Comme dans tous les centres, anciens ou modernes, de transaction active, l’orgueil national s’accompagnait, à Venise, de l’amour du luxe et des décors. Il convenait d’éblouir les étrangers, de passage dans la ville, par l’éclat fastueux des marbres et des mosaïques, des tableaux et des cortèges. Au xve siècle, on ne compte pas moins de trente-six processions annuelles se rendant du palais Ducal aux diverses églises de la ville. Le plus souvent, le doge était suivi de toute la noblesse, du clergé et des confréries laïques en costume d’apparat. Tout prétexte était bon pour augmenter le nombre de ces solennités et pour ajouter à leur lustre : la célébration d’une victoire, la visite d’un prince, la conclusion d’un traité. Venise limait à se mirer dans sa propre image, comme ses palais se reflètent à la surface de la lagune. Ses artistes eurent pour mission d’immortaliser sa splendeur présente et de l’appeler les épisodes les plus glorieux de son passé.

Faut-il attribuer à cet esprit concret et mondain le caractère somptueux du coloris vénitien ? Il y a là tout au moins une coïncidence plus suggestive que les digressions


Jacopo Bellini. — Portrait d’homme
(Dessin du recueil du Louvre.)

fleuries auxquelles tant d’auteurs se sont livrés au sujet

de la « lumière vénitienne ». À les entendre, Bellini, Giorgione, Palma et Titien n’auraient fait que transporter sur leurs toiles cet éclat précieux, cette lumière chaude et vibrante qui baigne, par les soirs d’été, les marbres de la ville et les voiles de la lagune.

Jacobello del Fiore pourtant ne l’a pas vu, Canaletto non plus ; Naples reste ignorante et l’Espagne rétive.
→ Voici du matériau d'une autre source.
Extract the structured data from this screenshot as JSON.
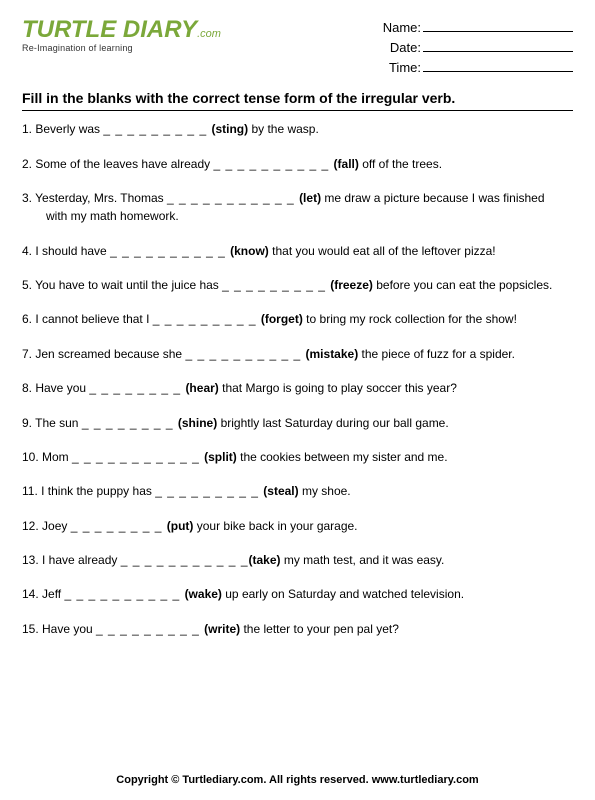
{
  "logo": {
    "main": "TURTLE DIARY",
    "suffix": ".com",
    "tagline": "Re-Imagination of learning"
  },
  "meta": {
    "name_label": "Name:",
    "date_label": "Date:",
    "time_label": "Time:"
  },
  "instructions": "Fill in the blanks with the correct tense form of the irregular verb.",
  "questions": [
    {
      "n": "1.",
      "pre": "Beverly was  ",
      "blank": "_ _ _ _ _ _ _ _ _ ",
      "verb": "(sting)",
      "post": " by the wasp."
    },
    {
      "n": "2.",
      "pre": "Some of the leaves have already  ",
      "blank": "_ _ _ _ _ _ _ _ _ _  ",
      "verb": "(fall)",
      "post": " off of the trees."
    },
    {
      "n": "3.",
      "pre": "Yesterday, Mrs. Thomas ",
      "blank": "_ _ _ _ _ _ _ _ _  _ _ ",
      "verb": "(let)",
      "post": " me draw a picture because I was finished",
      "cont": "with my math homework."
    },
    {
      "n": "4.",
      "pre": "I should have ",
      "blank": "_ _ _ _ _ _ _ _ _ _ ",
      "verb": "(know)",
      "post": " that you would eat all of the leftover pizza!"
    },
    {
      "n": "5.",
      "pre": "You have to wait until the juice has ",
      "blank": "_ _ _ _ _ _ _ _ _ ",
      "verb": "(freeze)",
      "post": " before you can eat the popsicles."
    },
    {
      "n": "6.",
      "pre": "I cannot believe that I ",
      "blank": "_ _ _ _ _ _ _ _ _ ",
      "verb": "(forget)",
      "post": " to bring my rock collection for the show!"
    },
    {
      "n": "7.",
      "pre": "Jen screamed because she ",
      "blank": "_ _ _ _ _ _ _ _ _ _ ",
      "verb": "(mistake)",
      "post": " the piece of fuzz for a spider."
    },
    {
      "n": "8.",
      "pre": "Have you ",
      "blank": "_ _ _ _ _ _ _ _ ",
      "verb": "(hear)",
      "post": " that Margo is going to play soccer this year?"
    },
    {
      "n": "9.",
      "pre": "The sun ",
      "blank": "_ _ _ _ _ _ _ _ ",
      "verb": "(shine)",
      "post": " brightly last Saturday during our ball game."
    },
    {
      "n": "10.",
      "pre": "Mom ",
      "blank": "_ _ _ _ _ _ _ _ _ _ _ ",
      "verb": "(split)",
      "post": " the cookies between my sister and me."
    },
    {
      "n": "11.",
      "pre": "I think the puppy has ",
      "blank": "_ _ _ _ _ _ _ _ _ ",
      "verb": "(steal)",
      "post": " my shoe."
    },
    {
      "n": "12.",
      "pre": "Joey ",
      "blank": "_ _ _ _ _ _ _ _  ",
      "verb": "(put)",
      "post": " your bike back in your garage."
    },
    {
      "n": "13.",
      "pre": "I have already ",
      "blank": "_ _ _ _ _ _ _ _ _ _ _",
      "verb": "(take)",
      "post": " my math test, and it was easy."
    },
    {
      "n": "14.",
      "pre": "Jeff  ",
      "blank": "_ _ _ _ _ _ _ _ _ _ ",
      "verb": "(wake)",
      "post": " up early on Saturday and watched television."
    },
    {
      "n": "15.",
      "pre": "Have you ",
      "blank": "_ _ _ _ _ _ _ _ _ ",
      "verb": "(write)",
      "post": " the letter to your pen pal yet?"
    }
  ],
  "footer": "Copyright © Turtlediary.com. All rights reserved.   www.turtlediary.com"
}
Et c’est dans les brumes des Flandres qu’il faut chercher l’or de son dernier reflet.

Le soleil ne brille pas du même éclat sur le beffroi de Bruges et sur les coupoles de Saint-Marc, mais la peinture flamande offre la même exubérance, le même amour du luxe, la même glorification de la vie pour elle-même, le même triomphe de la couleur. Si Bruges est la « Venise du Nord », Venise représente la « Flandre italienne ». Elle allie, dans une certaine mesure, l’harmonie des compositions méridionales à la technique minutieuse et au coloris profond du Nord. Elle occupe, en Europe, une situation particulière, au confluent des génies latin et germanique, au point de rencontre de l’esprit mondain et de l’esprit religieux, au centre de la Méditerranée, au carrefour des grandes routes commerciales qui, par les cols des Alpes, rayonnent vers l’Autriche, vers le Rhin, vers la France. Son art reflète toutes ces influences. C’est un miroir dans lequel chacun peut reconnaître quelque Irait de son esprit et de sa race.